فَاعْلَمْ
أَنَّهُ لَا إِلَهَ إِلَّا اللَّهُ
Maka ketahuilah, sesungguhnya tidak
ada Tuhan melainkan Allah…..(QS. Muhammad: 19)
Jumlah umat Islam kini sangat
banyak. Sebagian besar mereka terkategorikan sebagai Islam keturunan atau
kebetulan terlahir sebagai muslim dari orang tua. Kenyataan akan jumlah yang
banyak tidak berkorelasi dengan pemahamannya kepada Islam secara benar, orisinil
dan utuh. Hakikat memahami Islam dimulai dari memahami inti sari ajarannya
yaitu dua kalimat syahadah (syahadatain). Kalimat tersebut terdiri dari Laa
Ilaaha Illallah dan Muhammadun Rasulullah. Memahami keduanya sangat penting dan
mendasar. Karena jika kita tak memahami hakikat kalimat syahadah, kita dapat
terjerembab ke dalam penyakit kebodohan dan kemusyrikan.
Syahadatain merupakan fondasi atau
asas dari bangunan keislaman seorang muslim. Jika fondasinya tidak kuat maka
rumahnya pun tidak akan kuat bertahan.
Ayat di atas, menjelaskan bahwa umat
Islam tidak dibenarkan hanya sekadar mengucapkan atau melafalkan dua kalimat
syahadah, tetapi seharusnya betul-betul memahaminya. Kata fa’lam berarti “maka
ketahuilah, ilmuilah….” Artinya Allah memerintahkan untuk mengilmui atau
memahami kalimat Laa Ilaaha Illallah bukan sekadar mengucapkannya, tetapi
dengan yang pada gilirannya akan membentuk keyakinan (i’tiqad) dalam hati.
Pentingnya Syahadatain
1. Pintu
gerbang masuk ke dalam Islam (madkholu ilal Islam)
Sebagaimana dalam
Al Quran surat Al Baqarah ayat 208, seorang ulama Ibnu Katsir menjelaskan
tentang ayat tersebut sbb :
يا ايها
الذين آمنوا ادخلوا في السلم كافة .....
يقول تعالى
آمرًا عباده المؤمنين به المصدّقين برسوله: أنْ يأخذوا بجميع عُرَى الإسلام
وشرائعه، والعمل بجميع أوامره، وترك جميع زواجره ما استطاعوا من ذلك.
قال العوفي،
عن ابن عباس، ومجاهد، وطاوس، والضحاك، وعكرمة، وقتادة، والسُّدّي، وابن زيد، في
قوله: { ادْخُلُوا فِي السِّلْمِ } يعني: الإسلام.
وقال الضحاك،
عن ابن عباس، وأبو العالية، والربيعُ بن أنس: { ادْخُلُوا فِي السِّلْمِ } يعني:
الطاعة. وقال قتادة أيضًا: الموادعة.
وقوله: {
كَافَّةً } قال ابن عباس، ومجاهد، وأبو العالية، وعكرمة، والربيع، والسّدي، ومقاتل
بن حَيَّان، وقتادة والضحاك: جميعًا، وقال مجاهد: أي اعملوا بجميع الأعمال ووجوه
البر.
Islam ibarat rumah atau bangunan
atau sistem hidup yang menyeluruh, dan Allah memerintahkan setiap muslim untuk
masuk secara kaaffah. Untuk memasukinya akan melalui sebuah pintu gerbang,
yaitu syahadatain. Hal ini berlaku baik bagi kaum muslimin atau non muslim.

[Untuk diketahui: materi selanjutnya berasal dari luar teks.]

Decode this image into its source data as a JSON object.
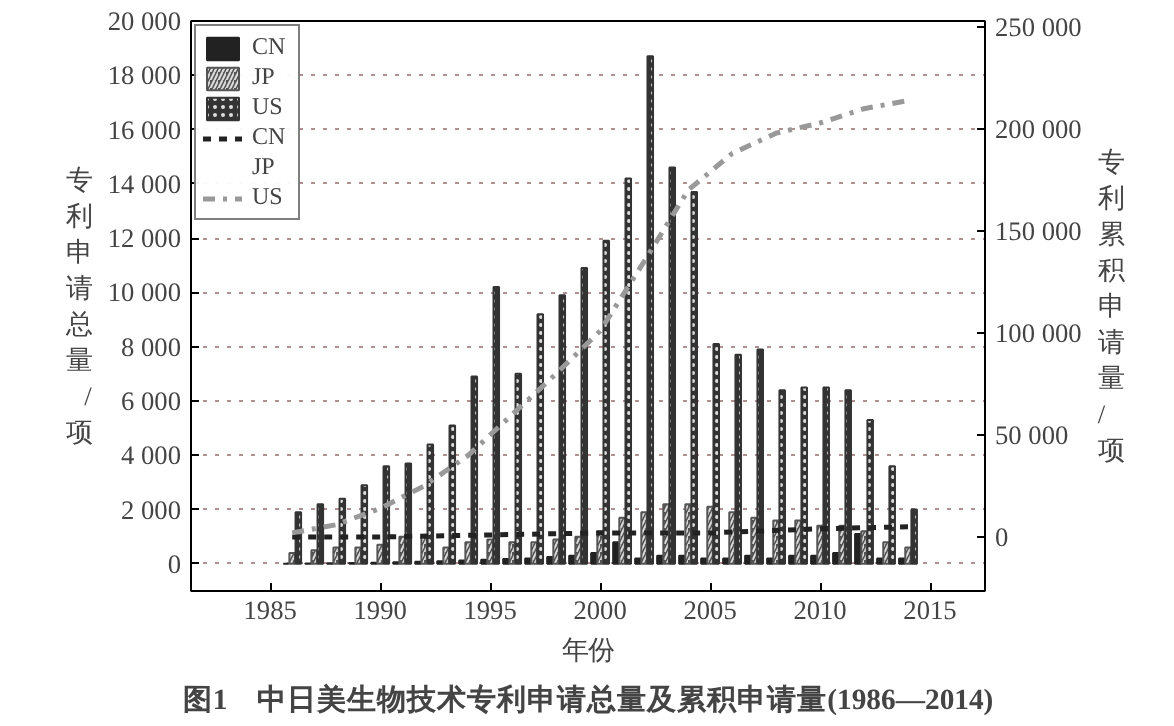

Artinya, pemahaman Islam yang benar dimulai dari pemahaman kalimat itu.
Pemahaman yang benar atas kedua kalimat ini mengantarkan manusia ke pemahaman
akan hakikat ketuhanan (rububiyah) yang benar juga. Mengimani bahwa Allah-lah
Robb semesta alam.
1. Intisari
doktrin Islam (Khulashah Ta’aliimil Islam)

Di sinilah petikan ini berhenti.